La commission des lois avait constaté lors de l'examen de ce projet de loi que tant les juridictions pour mineurs que les services de la protection judiciaire de la jeunesse ne seraient pas prêts à mettre en oeuvre la réforme à la date initialement prévue. Les développements informatiques ont également pris du retard, de même que le travail de formation des personnels qui doit précéder l'application de la réforme.

La grève des avocats, en début d'année, puis le confinement ont perturbé le fonctionnement des juridictions qui n'ont pas réussi à apurer leurs stocks d'affaires, comme elles l'avaient initialement envisagé. Or cet apurement est indispensable pour éviter que les juridictions ne soient obligées d'appliquer deux procédures en parallèle, ce qui compliquerait grandement leur fonctionnement : la procédure actuellement en vigueur et la procédure nouvelle issue du code de justice pénale des mineurs. Des renforts d'effectifs contractuels semblent devoir être déployés au cours de l'année 2021 pour faire face à cette difficulté.

Il n'est pas sûr que les services de la PJJ et les juridictions pour mineurs soient en état, au 31 mars prochain, de faire face à l'entrée en vigueur du nouveau code. En effet, le changement de procédure, qui est l'un des axes essentiels de la réforme envisagée, conduit à une évolution importante des pratiques éducatives qui devront se concentrer sur une période de six à éventuellement neuf mois après la reconnaissance de la culpabilité du mineur. Or les possibilités de formation des personnels se trouvent limitées depuis début 2020 par la crise sanitaire et le budget formation de la PJJ est, pour 2021, en réduction. Le risque d'une mise en oeuvre plus formelle que pratique de la réforme et d'importants temps de transition au cours de l'année 2021 paraît donc réel.

Par ailleurs le Sénat a plusieurs fois insisté sur la nécessité d'un débat parlementaire spécifique pour la ratification de l'ordonnance. La date de celui-ci n'est toujours pas définitivement fixée.

III. LA CRÉATION DES CENTRES ÉDUCATIFS FERMÉS CONCENTRE CETTE ANNÉE ENCORE UNE PART IMPORTANTE DE L'ACTIVITÉ DE LA PJJ

La création des centres éducatifs fermés est un des axes essentiels du développement de l'activité de la PJJ depuis deux ans.

Sur les vingt nouveaux centres éducatifs fermés (CEF) qui doivent être créés , quinze seront confiés au secteur associatif habilité et cinq au service public.

Cependant, seuls cinq ont à ce jour une emprise de terrain validée et six autres une emprise identifiée.
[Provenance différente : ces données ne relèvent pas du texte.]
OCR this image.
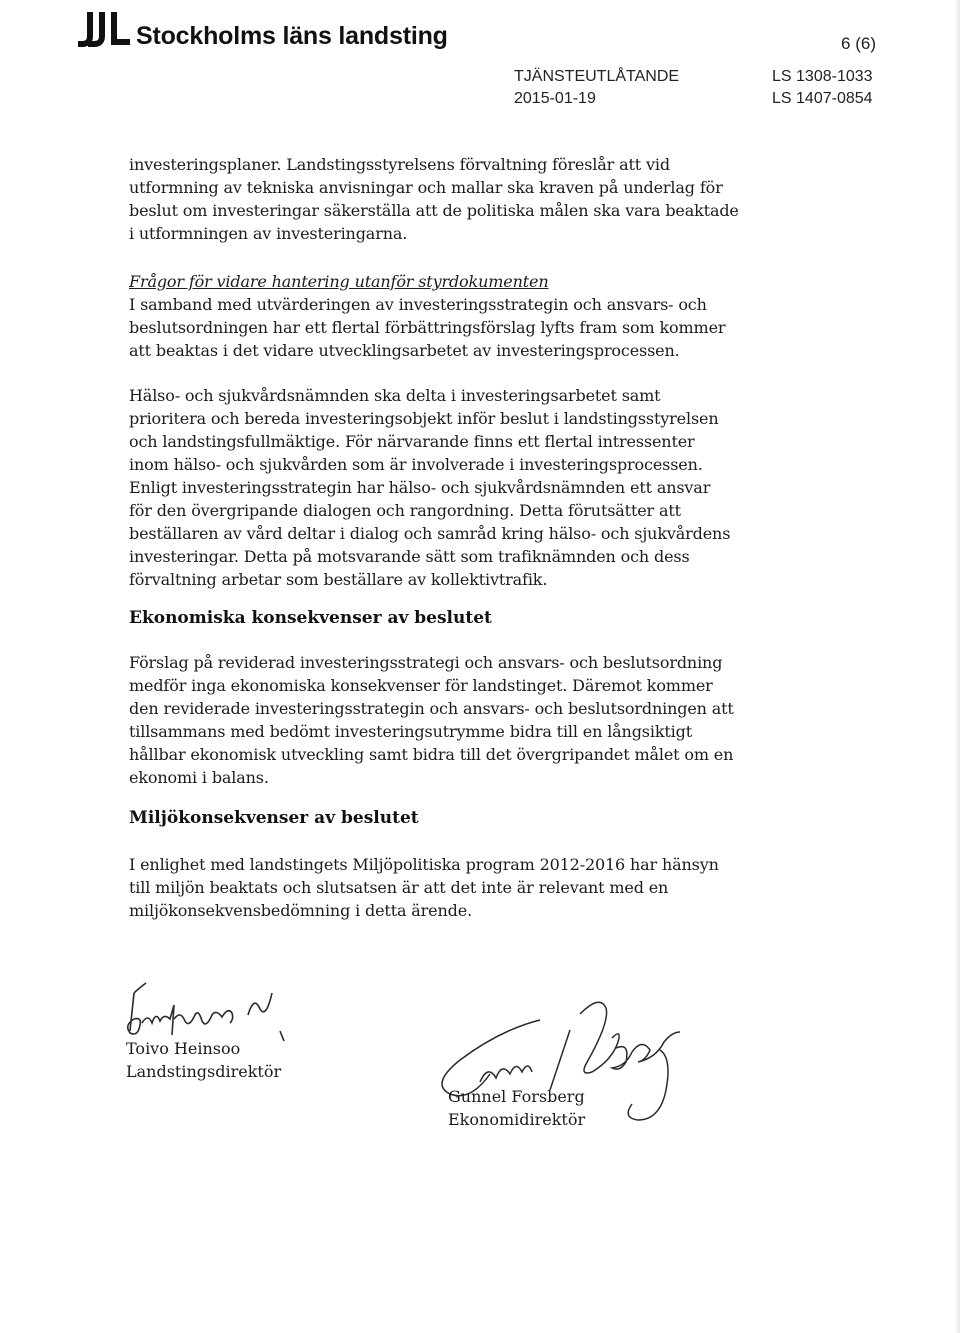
Stockholms läns landsting	6 (6)
TJÄNSTEUTLÅTANDE
2015-01-19
LS 1308-1033
LS 1407-0854
investeringsplaner. Landstingsstyrelsens förvaltning föreslår att vid
utformning av tekniska anvisningar och mallar ska kraven på underlag för
beslut om investeringar säkerställa att de politiska målen ska vara beaktade
i utformningen av investeringarna.
Frågor för vidare hantering utanför styrdokumenten
I samband med utvärderingen av investeringsstrategin och ansvars- och
beslutsordningen har ett flertal förbättringsförslag lyfts fram som kommer
att beaktas i det vidare utvecklingsarbetet av investeringsprocessen.
Hälso- och sjukvårdsnämnden ska delta i investeringsarbetet samt
prioritera och bereda investeringsobjekt inför beslut i landstingsstyrelsen
och landstingsfullmäktige. För närvarande finns ett flertal intressenter
inom hälso- och sjukvården som är involverade i investeringsprocessen.
Enligt investeringsstrategin har hälso- och sjukvårdsnämnden ett ansvar
för den övergripande dialogen och rangordning. Detta förutsätter att
beställaren av vård deltar i dialog och samråd kring hälso- och sjukvårdens
investeringar. Detta på motsvarande sätt som trafiknämnden och dess
förvaltning arbetar som beställare av kollektivtrafik.
Ekonomiska konsekvenser av beslutet
Förslag på reviderad investeringsstrategi och ansvars- och beslutsordning
medför inga ekonomiska konsekvenser för landstinget. Däremot kommer
den reviderade investeringsstrategin och ansvars- och beslutsordningen att
tillsammans med bedömt investeringsutrymme bidra till en långsiktigt
hållbar ekonomisk utveckling samt bidra till det övergripandet målet om en
ekonomi i balans.
Miljökonsekvenser av beslutet
I enlighet med landstingets Miljöpolitiska program 2012-2016 har hänsyn
till miljön beaktats och slutsatsen är att det inte är relevant med en
miljökonsekvensbedömning i detta ärende.
Toivo Heinsoo
Landstingsdirektör
Gunnel Forsberg
Ekonomidirektör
Neuf projets sont encore sans emprise. Au moins quatre CEF, dont deux publics, devraient ouvrir en 2021.

Les services concernés indiquent que l'opposition des populations aux projets d'implantation est dans la plupart des cas responsable des difficultés à valider et à trouver des emprises. La situation est donc similaire à celle des projets de construction de nouvelles places de prison.
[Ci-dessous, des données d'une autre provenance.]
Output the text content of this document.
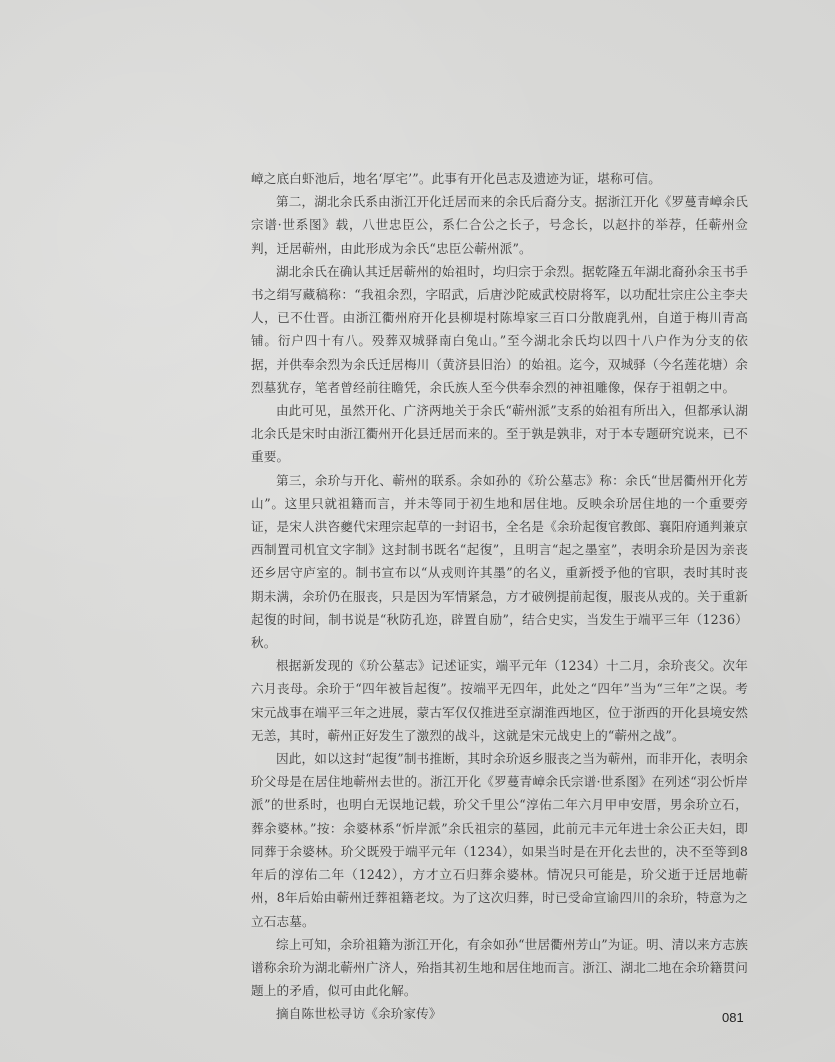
嶂之底白虾池后，地名‘厚宅’”。此事有开化邑志及遗迹为证，堪称可信。

第二，湖北余氏系由浙江开化迁居而来的余氏后裔分支。据浙江开化《罗蔓青嶂余氏宗谱·世系图》载，八世忠臣公，系仁合公之长子，号念长，以赵抃的举荐，任蕲州佥判，迁居蕲州，由此形成为余氏“忠臣公蕲州派”。

湖北余氏在确认其迁居蕲州的始祖时，均归宗于余烈。据乾隆五年湖北裔孙余玉书手书之绢写藏稿称：“我祖余烈，字昭武，后唐沙陀威武校尉将军，以功配壮宗庄公主李夫人，已不仕晋。由浙江衢州府开化县柳堤村陈埠家三百口分散鹿乳州，自道于梅川青高铺。衍户四十有八。殁葬双城驿南白兔山。”至今湖北余氏均以四十八户作为分支的依据，并供奉余烈为余氏迁居梅川（黄济县旧治）的始祖。迄今，双城驿（今名莲花塘）余烈墓犹存，笔者曾经前往瞻凭，余氏族人至今供奉余烈的神祖雕像，保存于祖朝之中。

由此可见，虽然开化、广济两地关于余氏“蕲州派”支系的始祖有所出入，但都承认湖北余氏是宋时由浙江衢州开化县迁居而来的。至于孰是孰非，对于本专题研究说来，已不重要。

第三，余玠与开化、蕲州的联系。余如孙的《玠公墓志》称：余氏“世居衢州开化芳山”。这里只就祖籍而言，并未等同于初生地和居住地。反映余玠居住地的一个重要旁证，是宋人洪咨夔代宋理宗起草的一封诏书，全名是《余玠起復官教郎、襄阳府通判兼京西制置司机宜文字制》这封制书既名“起復”，且明言“起之墨室”，表明余玠是因为亲丧还乡居守庐室的。制书宣布以“从戎则许其墨”的名义，重新授予他的官职，表时其时丧期未满，余玠仍在服丧，只是因为军情紧急，方才破例提前起復，服丧从戎的。关于重新起復的时间，制书说是“秋防孔迩，辟置自励”，结合史实，当发生于端平三年（1236）秋。

根据新发现的《玠公墓志》记述证实，端平元年（1234）十二月，余玠丧父。次年六月丧母。余玠于“四年被旨起復”。按端平无四年，此处之“四年”当为“三年”之误。考宋元战事在端平三年之进展，蒙古军仅仅推进至京湖淮西地区，位于浙西的开化县境安然无恙，其时，蕲州正好发生了激烈的战斗，这就是宋元战史上的“蕲州之战”。

因此，如以这封“起復”制书推断，其时余玠返乡服丧之当为蕲州，而非开化，表明余玠父母是在居住地蕲州去世的。浙江开化《罗蔓青嶂余氏宗谱·世系图》在列述“羽公忻岸派”的世系时，也明白无误地记载，玠父千里公“淳佑二年六月甲申安厝，男余玠立石，葬余婆林。”按：余婆林系“忻岸派”余氏祖宗的墓园，此前元丰元年进士余公正夫妇，即同葬于余婆林。玠父既殁于端平元年（1234），如果当时是在开化去世的，决不至等到8年后的淳佑二年（1242），方才立石归葬余婆林。情况只可能是，玠父逝于迁居地蕲州，8年后始由蕲州迁葬祖籍老坟。为了这次归葬，时已受命宣谕四川的余玠，特意为之立石志墓。

综上可知，余玠祖籍为浙江开化，有余如孙“世居衢州芳山”为证。明、清以来方志族谱称余玠为湖北蕲州广济人，殆指其初生地和居住地而言。浙江、湖北二地在余玠籍贯问题上的矛盾，似可由此化解。

摘自陈世松寻访《余玠家传》	081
La part, hors titre II, des dépenses liées au CEF représente 7 % des dépenses totales liés à la mise en oeuvre des décisions de justice par le secteur public.

Coût des différents types de structures du secteur public

Source : Programme annuel de performance

Déjà importante au regard du nombre de jeunes placés en leur sein, la part des CEF dans les dépenses de la PJJ est amenée à croître avec la création des vingt nouveaux CEF au cours des prochaines années. Les frais de gestion et d'entretien de ces structures, qui font d'elles la plus coûteuse des formes d'hébergement, ne doivent pas obérer le développement des autres types d'accueil et du secteur ouvert.

La PJJ se trouve par ailleurs confrontée à des difficultés de gouvernance de ces centres et à la gestion de la sortie des jeunes qui y sont placés et qui ne sont pas dans une démarche de réinsertion. L'assimilation du placement en CEF à une peine de prison par les mineurs qui s'y trouvent et la difficulté parallèle à intégrer des dispositifs de transition et d'insertion dans un milieu fermé sont facteurs de difficultés dans les prises en charge.

La volonté de la PJJ de diversifier les modes d'accueil est l'un des axes des « états généraux du placement » lancés au début de l'année 2020. L'achèvement des vingt CEF programmés fera de ces centres les plus nombreuses des structures d'hébergement et devrait donc permettre de flécher, à l'avenir, davantage de crédits vers les autres types de structures (foyers notamment) après 2022.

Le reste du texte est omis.